KKTC’nin dünya kamuoyuyla paylaştığı ‘egemen eşitlik, eşit uluslar’ siyasetinin doğru olduğunu belirten Tatar, “Yapıcı müzakere sürecinin başlayabilmesi için bizim 3D dediğimiz direkt ticaret, direkt uçuş, direkt temas noktasında açılımlarla bunu da başarabileceğimizi BM Genel Sekreteri’nin (Antonio Guterres) Şahsi Temsilcisi (Maria Angela Holguin) Cuellar’la paylaştık.” dedi.
15 Ekim’deki gayriresmi görüşmeyi hatırlatan Tatar, “Kıbrıs’ta şu anda müzakerelerin başlaması için ortak bir zemin yok.” şeklindeki BM’nin açıklamasının önemli olduğuna dikkati çekti.

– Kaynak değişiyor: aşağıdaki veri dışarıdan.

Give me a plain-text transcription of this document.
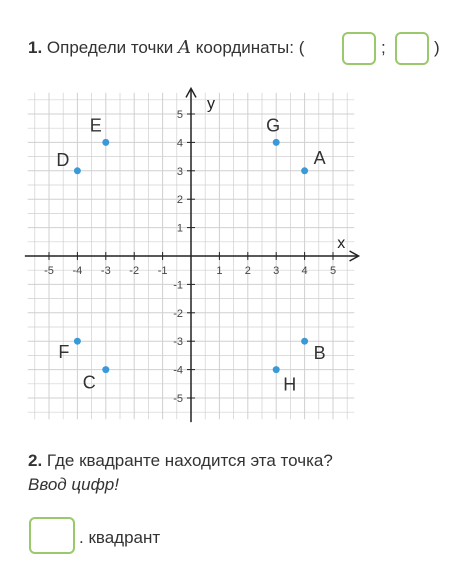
1. Определи точки A координаты: (	;	)
x
y
-5 -4 -3 -2 -1	1 2 3 4 5
5
4
3
2
1
-1
-2
-3
-4
-5
A
B
C
D
E
F
G
H
2. Где квадранте находится эта точка?
Ввод цифр!
. квадрант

Tatar, BM ile görüşmeler sürerken KKTC’nin ekonomik ve sosyal yapısını güçlendirmesi gerektiğinin ve Türkiye ile yapılan çeşitli çalışmaların önemli olduğunun altını çizerek, sözlerini şöyle tamamladı:
Sayın Cumhurbaşkanımız Recep Tayyip Erdoğan’ın, yine Bişkek’te Kıbrıs Türkü’nün haklı davasına güçlü şekilde sahip çıktığı için bizleri orada görmekten duyduğu memnuniyeti ve bütün Türk devlet başkanlarının bizleri yakın gelecekte tam üye olarak görmek istediklerini ifade etmesi, bize çok önemli güç kaynağı olmuştur.